Roth: Especially when specific sports injuries require operation, physicians and surgeons are often inclined to tell patients to suspend their training for weeks. However, those not doing anything for too long and not moving at all, run the risk of also losing their non-affected, healthy muscles. This is why the healthy structures should be particularly strengthened and stabilised from the day of the injury; this is essential for, and conducive to, rehabilitation. It’s about targeted strain progression in line with the principle: not too much too early and not too little for too long!
How important do you think fitness clubs and physiotherapy practices are for sports injury aftercare?
Appelmann: They are essential in order to avoid a cause-and-effect chain. What counts here, of course, is the trainer’s knowledge about the respective clinical pattern and the multi-disciplinary communication between all parties involved – i.e. physician, physiotherapist, trainer and patient.
Roth: I see fitness clubs at the very forefront when it comes to prevention. I view the trend towards health providers with a holistic training as a very promising development, both in terms of preventive and aftercare.
What should trainers know if they train an injured customer?

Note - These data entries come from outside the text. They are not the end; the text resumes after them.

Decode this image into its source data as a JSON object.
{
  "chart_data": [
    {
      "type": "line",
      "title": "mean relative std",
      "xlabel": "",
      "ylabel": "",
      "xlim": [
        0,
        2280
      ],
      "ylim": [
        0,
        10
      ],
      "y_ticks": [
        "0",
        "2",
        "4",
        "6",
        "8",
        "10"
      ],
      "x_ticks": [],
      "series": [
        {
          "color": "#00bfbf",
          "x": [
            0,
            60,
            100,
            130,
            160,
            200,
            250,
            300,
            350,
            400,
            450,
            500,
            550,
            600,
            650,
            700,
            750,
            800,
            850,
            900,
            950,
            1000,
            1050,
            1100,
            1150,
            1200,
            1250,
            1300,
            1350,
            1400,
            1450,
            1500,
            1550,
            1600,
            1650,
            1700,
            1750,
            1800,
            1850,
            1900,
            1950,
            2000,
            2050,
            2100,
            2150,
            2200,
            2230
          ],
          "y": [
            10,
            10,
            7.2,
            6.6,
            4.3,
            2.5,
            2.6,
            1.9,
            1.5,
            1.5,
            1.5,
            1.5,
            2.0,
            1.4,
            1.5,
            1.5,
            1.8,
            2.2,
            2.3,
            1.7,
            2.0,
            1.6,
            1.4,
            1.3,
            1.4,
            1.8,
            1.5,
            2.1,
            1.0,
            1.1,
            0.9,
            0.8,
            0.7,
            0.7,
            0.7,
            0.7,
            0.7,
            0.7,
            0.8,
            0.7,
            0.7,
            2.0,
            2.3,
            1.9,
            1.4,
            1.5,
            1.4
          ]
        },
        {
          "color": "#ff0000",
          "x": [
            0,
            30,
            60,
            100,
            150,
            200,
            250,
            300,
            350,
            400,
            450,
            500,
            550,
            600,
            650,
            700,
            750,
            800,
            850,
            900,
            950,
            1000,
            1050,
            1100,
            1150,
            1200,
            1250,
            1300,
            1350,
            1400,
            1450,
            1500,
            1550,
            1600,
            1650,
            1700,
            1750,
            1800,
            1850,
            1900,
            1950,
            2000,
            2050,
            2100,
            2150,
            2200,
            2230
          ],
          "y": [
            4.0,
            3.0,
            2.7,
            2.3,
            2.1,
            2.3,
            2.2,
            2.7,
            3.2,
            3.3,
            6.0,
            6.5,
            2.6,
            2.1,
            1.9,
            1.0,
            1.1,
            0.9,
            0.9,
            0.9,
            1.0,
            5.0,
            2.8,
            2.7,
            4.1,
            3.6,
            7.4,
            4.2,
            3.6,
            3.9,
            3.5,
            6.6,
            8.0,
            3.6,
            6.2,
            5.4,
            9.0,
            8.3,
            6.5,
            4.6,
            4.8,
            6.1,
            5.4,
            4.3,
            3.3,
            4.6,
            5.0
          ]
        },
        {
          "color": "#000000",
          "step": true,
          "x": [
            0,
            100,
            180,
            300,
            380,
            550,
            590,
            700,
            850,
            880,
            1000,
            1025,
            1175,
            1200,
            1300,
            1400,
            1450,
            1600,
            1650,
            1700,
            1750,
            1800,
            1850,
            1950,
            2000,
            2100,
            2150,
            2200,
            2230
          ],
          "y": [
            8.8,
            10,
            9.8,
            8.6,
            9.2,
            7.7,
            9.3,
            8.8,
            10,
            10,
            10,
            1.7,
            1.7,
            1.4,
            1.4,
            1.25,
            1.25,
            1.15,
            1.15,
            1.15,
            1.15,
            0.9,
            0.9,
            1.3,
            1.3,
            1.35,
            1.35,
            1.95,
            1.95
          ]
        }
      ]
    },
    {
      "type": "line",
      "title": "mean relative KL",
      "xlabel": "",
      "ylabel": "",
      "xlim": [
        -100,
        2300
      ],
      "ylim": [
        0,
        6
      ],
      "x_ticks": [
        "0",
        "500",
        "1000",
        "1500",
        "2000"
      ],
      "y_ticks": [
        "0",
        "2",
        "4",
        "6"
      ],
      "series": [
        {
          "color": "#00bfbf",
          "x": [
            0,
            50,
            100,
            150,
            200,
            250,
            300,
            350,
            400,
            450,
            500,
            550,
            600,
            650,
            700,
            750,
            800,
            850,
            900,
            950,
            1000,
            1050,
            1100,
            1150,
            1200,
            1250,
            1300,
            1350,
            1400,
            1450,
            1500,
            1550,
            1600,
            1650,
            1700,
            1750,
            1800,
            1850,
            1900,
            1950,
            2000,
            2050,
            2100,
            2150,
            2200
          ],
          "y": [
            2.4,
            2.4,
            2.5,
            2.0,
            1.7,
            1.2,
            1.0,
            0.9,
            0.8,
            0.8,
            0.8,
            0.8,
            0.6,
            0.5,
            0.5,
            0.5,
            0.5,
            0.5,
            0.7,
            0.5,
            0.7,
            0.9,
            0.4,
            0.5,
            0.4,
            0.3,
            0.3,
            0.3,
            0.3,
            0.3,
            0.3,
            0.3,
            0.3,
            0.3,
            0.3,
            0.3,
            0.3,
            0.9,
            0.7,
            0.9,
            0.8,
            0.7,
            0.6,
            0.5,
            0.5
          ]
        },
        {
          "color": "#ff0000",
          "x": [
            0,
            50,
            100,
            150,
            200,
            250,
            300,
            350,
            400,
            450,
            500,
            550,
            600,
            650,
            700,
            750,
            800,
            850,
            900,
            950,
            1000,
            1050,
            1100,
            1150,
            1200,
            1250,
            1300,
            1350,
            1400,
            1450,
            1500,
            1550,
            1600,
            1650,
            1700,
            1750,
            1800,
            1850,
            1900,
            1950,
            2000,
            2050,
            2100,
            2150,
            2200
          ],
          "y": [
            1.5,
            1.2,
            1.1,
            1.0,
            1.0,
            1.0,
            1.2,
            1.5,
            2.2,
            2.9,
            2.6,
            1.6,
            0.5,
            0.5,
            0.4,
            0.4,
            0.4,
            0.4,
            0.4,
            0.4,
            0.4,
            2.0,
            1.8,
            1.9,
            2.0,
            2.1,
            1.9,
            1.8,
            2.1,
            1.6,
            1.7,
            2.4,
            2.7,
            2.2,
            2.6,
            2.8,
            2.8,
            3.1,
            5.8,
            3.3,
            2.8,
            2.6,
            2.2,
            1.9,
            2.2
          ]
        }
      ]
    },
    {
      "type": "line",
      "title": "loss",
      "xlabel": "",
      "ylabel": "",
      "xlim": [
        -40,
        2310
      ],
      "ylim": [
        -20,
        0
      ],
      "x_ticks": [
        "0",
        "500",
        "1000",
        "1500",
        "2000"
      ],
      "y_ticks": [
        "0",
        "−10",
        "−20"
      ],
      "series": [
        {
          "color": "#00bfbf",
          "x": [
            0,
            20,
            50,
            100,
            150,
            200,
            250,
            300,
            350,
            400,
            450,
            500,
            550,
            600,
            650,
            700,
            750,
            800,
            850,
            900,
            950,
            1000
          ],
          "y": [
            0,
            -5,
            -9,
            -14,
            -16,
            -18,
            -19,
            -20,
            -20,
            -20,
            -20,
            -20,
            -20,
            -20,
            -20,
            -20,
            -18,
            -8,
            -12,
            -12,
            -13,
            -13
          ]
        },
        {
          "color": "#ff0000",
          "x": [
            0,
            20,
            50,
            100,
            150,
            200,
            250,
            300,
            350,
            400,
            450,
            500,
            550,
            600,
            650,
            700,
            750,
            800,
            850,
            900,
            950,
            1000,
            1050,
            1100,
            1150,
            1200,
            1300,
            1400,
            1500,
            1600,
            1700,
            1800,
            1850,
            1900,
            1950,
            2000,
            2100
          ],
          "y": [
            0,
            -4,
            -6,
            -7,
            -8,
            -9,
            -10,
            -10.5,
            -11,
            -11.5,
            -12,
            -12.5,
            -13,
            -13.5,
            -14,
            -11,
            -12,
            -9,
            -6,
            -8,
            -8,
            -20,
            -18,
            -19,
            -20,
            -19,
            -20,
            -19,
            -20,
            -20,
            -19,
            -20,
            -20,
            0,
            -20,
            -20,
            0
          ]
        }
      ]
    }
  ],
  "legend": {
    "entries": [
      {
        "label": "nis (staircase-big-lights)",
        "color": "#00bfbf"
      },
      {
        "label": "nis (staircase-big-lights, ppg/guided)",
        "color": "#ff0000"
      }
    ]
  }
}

Appelmann: They should have a basic knowledge of the clinical pattern as well as strain and training control. In the event of injuries, consultation with the treating physician or physiotherapist always makes sense.
Simon Roth: There is already a lot going on in trainers’ continuous education when it comes to “sports injuries”. But I would also like to see a stronger focus on anatomy in the curriculum for young sports scientists. More profound knowledge in this field could substantially ease communication with physicians and physiotherapists later on. As long as the individual cooperation partners do not go beyond their areas of expertise, everybody will benefit from the interaction at the end of the day – not least the patient.
Is there still “room for improvement” in terms of cooperation to your mind?
Appelmann: Working as a doctor and/or surgeon at a hospital you unfortunately only have very little time and, hence, little contact with out-patient rehabilitation centres and fitness clubs. There is definitely lots of “room for improvement”. As an established orthopaedic physician with a focus on sports medicine and a team of physiotherapists and sports scientists, I will try to close precisely this gap in future.
Roth: At the doctor’s practice where I work, multi-disciplinary cooperation is key. For training control the treating physician must be consulted at regular intervals. The healing of an injury is always an individual process – at times faster, at others slower. Patients’ pain never subsides in a linear manner – there are always fluctuations; this is perfectly normal with sports injuries. Training and intensity then have to be adapted to these fluctuations. The interplay between physician and trainer and/or therapist is just as important as the patient’s education and involvement. To my mind this education component is often missed in daily practice, and that’s why there is still so much room for improvement in future.
The interview was published in the German special-interest magazine body LIFE.